The place to get started is

Resources, Concurrency and Local Reasoning .PW O'Hearn, Theoretical Computer Science 375(1-3) (Reynolds Festschrift), pp271-307, May 2007. A preliminary version appeared in the Proceedings of CONCUR'04, LNCS 3170, pp49-67.

Some highlights: we can transfer portions of heap between processes, as in a resource manager or in efficient message passing; we can do modular reasoning in the presence of semaphores (e.g., split binary semaphores without maintaining a global invariant); we do parallel mergesort with no rely or guarantee conditions, the proven processes automatically mind their own business.

That paper grew out of a note from January 2002 which showed some modular reasoning about concurrency. At that time I had no model and was scared about soundness. Then John Reynolds showed surprising subtleties regarding soundness, and we were facing an extremely difficult problem in the semantics of concurrency. We needed expert help, and it arrived in Steve Brookes who rode in and saved the day (and the whole approach).

  1. A Semantics for Concurrent Separation Logic .SD Brookes, Theoretical Computer Science 375(1-3) (Reynolds Festschrift), pp227-270, May 2007. A preliminary version appeared in the Proceedings of CONCUR'04, LNCS 3170, pp16-34.

The next step adapted a nice idea of John Boyland to allow processes to share read permissions.

Permission Accounting in Separation Logic, by R Bornat, C Calcagno, P O'Hearn and M Parkinson, POPL 2005, 59-70.

A highlight: a nice proof of the classic readers-and-writers program. In the original TCS paper I emphasized that proven programs are race-free, and Steve Brookes showed a theorem to that effect. Doug Lea then pointed us to a challenge, some extremely racy non-blocking algorithms.

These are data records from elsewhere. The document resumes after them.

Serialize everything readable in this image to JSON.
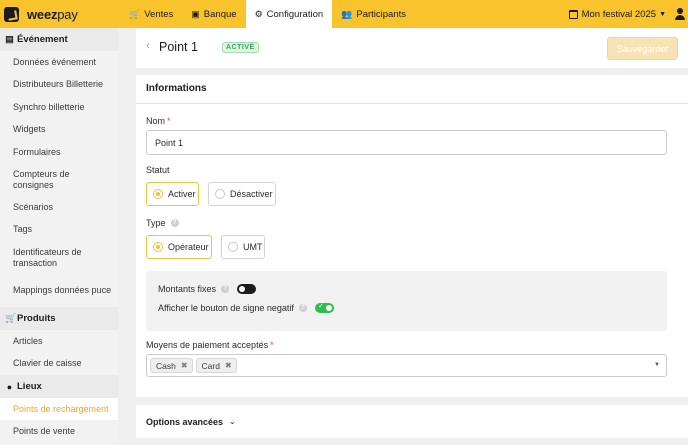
{
  "brand": {
    "name_bold": "weez",
    "name_light": "pay"
  },
  "nav": [
    {
      "label": "Ventes",
      "icon": "cart-icon"
    },
    {
      "label": "Banque",
      "icon": "bank-icon"
    },
    {
      "label": "Configuration",
      "icon": "gear-icon",
      "active": true
    },
    {
      "label": "Participants",
      "icon": "users-icon"
    }
  ],
  "festival": {
    "label": "Mon festival 2025"
  },
  "sidebar": {
    "sections": [
      {
        "title": "Événement",
        "icon": "calendar-icon"
      },
      {
        "title": "Produits",
        "icon": "cart-icon"
      },
      {
        "title": "Lieux",
        "icon": "pin-icon"
      }
    ],
    "evenement_items": [
      "Données événement",
      "Distributeurs Billetterie",
      "Synchro billetterie",
      "Widgets",
      "Formulaires",
      "Compteurs de consignes",
      "Scénarios",
      "Tags",
      "Identificateurs de transaction",
      "Mappings données puce"
    ],
    "produits_items": [
      "Articles",
      "Clavier de caisse"
    ],
    "lieux_items": [
      "Points de rechargement",
      "Points de vente"
    ]
  },
  "header": {
    "title": "Point 1",
    "badge": "ACTIVÉ",
    "save_label": "Sauvegarder"
  },
  "form": {
    "section_title": "Informations",
    "nom_label": "Nom",
    "required_mark": "*",
    "nom_value": "Point 1",
    "statut_label": "Statut",
    "statut_options": [
      "Activer",
      "Désactiver"
    ],
    "statut_selected": "Activer",
    "type_label": "Type",
    "type_options": [
      "Opérateur",
      "UMT"
    ],
    "type_selected": "Opérateur",
    "montants_label": "Montants fixes",
    "montants_on": false,
    "signe_label": "Afficher le bouton de signe negatif",
    "signe_on": true,
    "help_glyph": "?",
    "moyens_label": "Moyens de paiement acceptés",
    "moyens_values": [
      "Cash",
      "Card"
    ]
  },
  "advanced": {
    "label": "Options avancées"
  },
  "colors": {
    "brand_yellow": "#f9c32c",
    "active_link": "#e9a81f",
    "success_green": "#2fbf4e"
  }
}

After a lot of discussion in the East London Massive, and some unsuccessful attempts, Matthew Parkinson finally gave a proof of such an algorithm.

Modular Verification of a Non-blocking Stack  M Parkinson, R Bornat and P O'Hearn, POPL 2007

Of course, there is no conflict with the ``no races'' theorem: the concurrent separation logic just forces you to be explicit about granularity, by wrapping little critical sections around those portions of code considered atomic. Fine-grained concurrent algorithms have received further attention in logics that attempt to merge the merits of rely/guarantee (good treatment of interference) and separation logic (good treatment of independence, avoidance of global states).


Further Papers. A list of some further papers.

  1. A Marriage of Rely/Guarantee and Separation Logic Matthew Parkinson and Viktor Vafeiadis.  CONCUR’07

  2. On the Relationship between Concurrent Separation Logic and Assume-Guarantee Reasoning Xinyu Feng, Rodrigo Ferreira and Zhong Shao. ESOP'07.

  3. Independence and Concurrent Separation Logic Jonathan Hayman and Glynn Winskel, Proceedings of LICS'06

  4. To add: more papers of Gotsman, Hobor, Dodds, Feng...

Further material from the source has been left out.